Well, I know for a fact that folks in the surrounding vacinity have received their CD, so sit tight if you haven't. We can only put our faith in the post office and their thigh-length wool shorts.
We've been spending our days shipping CDs out, prepping for the Division Day, Nor'westerly (I love that word) fiasco, updating this here journal-dealy, and procrastinating on van repairs. Boring, right? So, screw that. This is way more fun:
The Birdmonster Haiku Challenge
For no other reasons than our own amusement and everyone's love of free shit, we're announcing a very informal haiku challenge. The rules are simple and the prizes, bountiful. Plus, it will give us all something to do at work.

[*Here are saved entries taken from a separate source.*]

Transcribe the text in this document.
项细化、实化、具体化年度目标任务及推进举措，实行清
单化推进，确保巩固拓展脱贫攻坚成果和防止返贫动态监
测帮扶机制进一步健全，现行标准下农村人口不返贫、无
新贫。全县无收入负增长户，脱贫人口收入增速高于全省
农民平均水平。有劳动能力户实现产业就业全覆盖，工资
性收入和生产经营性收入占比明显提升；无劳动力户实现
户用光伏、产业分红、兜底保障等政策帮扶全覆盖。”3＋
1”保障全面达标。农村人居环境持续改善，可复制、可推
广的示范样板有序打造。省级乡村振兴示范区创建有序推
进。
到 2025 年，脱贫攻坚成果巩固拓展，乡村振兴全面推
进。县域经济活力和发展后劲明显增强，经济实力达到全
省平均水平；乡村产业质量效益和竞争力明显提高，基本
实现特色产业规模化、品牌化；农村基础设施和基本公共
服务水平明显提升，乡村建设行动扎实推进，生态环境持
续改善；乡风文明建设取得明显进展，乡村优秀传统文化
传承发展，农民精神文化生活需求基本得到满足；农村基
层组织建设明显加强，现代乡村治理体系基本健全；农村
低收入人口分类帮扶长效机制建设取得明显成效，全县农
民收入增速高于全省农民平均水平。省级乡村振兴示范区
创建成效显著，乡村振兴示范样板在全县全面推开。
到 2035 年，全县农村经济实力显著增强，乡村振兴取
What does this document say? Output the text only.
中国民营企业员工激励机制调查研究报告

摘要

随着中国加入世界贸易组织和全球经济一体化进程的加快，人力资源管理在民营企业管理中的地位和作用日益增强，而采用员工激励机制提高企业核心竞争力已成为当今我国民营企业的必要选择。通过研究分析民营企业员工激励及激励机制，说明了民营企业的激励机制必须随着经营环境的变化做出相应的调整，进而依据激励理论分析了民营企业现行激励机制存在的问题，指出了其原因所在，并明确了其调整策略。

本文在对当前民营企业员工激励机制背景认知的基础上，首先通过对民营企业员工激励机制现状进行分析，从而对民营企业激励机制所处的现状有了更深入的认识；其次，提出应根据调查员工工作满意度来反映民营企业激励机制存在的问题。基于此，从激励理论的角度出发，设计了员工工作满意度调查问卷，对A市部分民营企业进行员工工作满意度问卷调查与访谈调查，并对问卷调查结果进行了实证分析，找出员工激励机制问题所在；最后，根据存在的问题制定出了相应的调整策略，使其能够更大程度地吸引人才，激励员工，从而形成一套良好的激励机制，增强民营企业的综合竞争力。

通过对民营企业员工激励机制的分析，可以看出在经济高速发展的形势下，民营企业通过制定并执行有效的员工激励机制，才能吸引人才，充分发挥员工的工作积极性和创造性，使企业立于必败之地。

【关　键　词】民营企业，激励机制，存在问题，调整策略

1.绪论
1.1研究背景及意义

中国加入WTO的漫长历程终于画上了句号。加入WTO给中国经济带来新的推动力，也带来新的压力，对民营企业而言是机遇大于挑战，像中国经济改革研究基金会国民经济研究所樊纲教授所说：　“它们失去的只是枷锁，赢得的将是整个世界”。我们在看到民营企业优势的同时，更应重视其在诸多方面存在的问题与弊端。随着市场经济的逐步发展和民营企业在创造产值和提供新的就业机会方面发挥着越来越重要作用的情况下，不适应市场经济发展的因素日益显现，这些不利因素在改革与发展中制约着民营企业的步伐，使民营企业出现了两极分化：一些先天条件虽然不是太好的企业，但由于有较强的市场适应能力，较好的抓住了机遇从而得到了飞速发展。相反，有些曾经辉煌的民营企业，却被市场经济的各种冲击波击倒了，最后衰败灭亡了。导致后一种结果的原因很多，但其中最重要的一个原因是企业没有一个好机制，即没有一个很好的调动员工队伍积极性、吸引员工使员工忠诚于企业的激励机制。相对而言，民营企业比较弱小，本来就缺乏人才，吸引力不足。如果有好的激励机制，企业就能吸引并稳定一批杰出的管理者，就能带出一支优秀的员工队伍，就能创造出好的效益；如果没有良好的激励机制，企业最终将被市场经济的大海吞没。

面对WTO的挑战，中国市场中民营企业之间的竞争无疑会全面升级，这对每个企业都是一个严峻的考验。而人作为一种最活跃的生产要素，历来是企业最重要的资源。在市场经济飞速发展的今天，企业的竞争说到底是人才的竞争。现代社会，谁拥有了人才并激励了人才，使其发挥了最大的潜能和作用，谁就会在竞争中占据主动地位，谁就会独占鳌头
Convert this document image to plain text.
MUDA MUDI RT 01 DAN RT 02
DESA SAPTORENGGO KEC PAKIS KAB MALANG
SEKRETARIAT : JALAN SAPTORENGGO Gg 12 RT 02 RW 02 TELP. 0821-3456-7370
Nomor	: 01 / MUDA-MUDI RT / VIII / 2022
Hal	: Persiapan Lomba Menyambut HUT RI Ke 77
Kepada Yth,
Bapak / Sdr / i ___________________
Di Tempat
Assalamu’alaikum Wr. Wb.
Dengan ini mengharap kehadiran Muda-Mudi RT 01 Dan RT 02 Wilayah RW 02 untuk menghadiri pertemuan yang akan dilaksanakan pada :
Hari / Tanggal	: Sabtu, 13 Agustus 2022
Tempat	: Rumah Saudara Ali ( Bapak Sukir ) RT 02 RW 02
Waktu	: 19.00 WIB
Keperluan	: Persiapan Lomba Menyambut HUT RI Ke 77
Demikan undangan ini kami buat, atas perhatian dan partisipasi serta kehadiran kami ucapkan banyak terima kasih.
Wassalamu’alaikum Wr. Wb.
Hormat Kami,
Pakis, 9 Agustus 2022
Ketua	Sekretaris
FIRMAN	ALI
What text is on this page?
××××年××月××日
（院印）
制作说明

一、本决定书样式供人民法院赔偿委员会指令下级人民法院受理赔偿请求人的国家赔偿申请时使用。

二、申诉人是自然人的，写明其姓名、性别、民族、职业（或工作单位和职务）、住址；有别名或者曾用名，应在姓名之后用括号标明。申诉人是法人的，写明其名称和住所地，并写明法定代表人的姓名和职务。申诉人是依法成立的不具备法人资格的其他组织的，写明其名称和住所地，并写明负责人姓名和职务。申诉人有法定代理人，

Rules: In case you've forgotten, haikus are three line poems with a constrained amount of syllables. The first line has 5, the second 7, and the final one 5 again. Such as:
This is a haiku
But this is a bad haiku
Because it's boring
That works. Now, for the purposes of the contest, we're asking that you write something somehow related to birdmonster, but, please, go crazy. We take kindly to insults, praise, ridiculous stories, ideas for the name of our van, Basho rip-offs, what have you. And it will take you all of five minutes, unless you compose some mind bogglingly brilliant shit, which will be followed by me wondering where you got all that free time.
How to play: Leave a comment in the comment section of this post. A valid email address would also be helpful.
Why you'd do this in the first place: Because you live in San Francisco and want to come to our CD release show next week but you'd rather go for free. And you'd like to bring a friend. We'll pick 4 or 5 good ones and doll out freeness to them. If you don't live in the city, well, you can play too, but you just have to fly here. $200 plane flight for a $5 ticket? That's intelligent investing. Get E.F. Hutton on the line.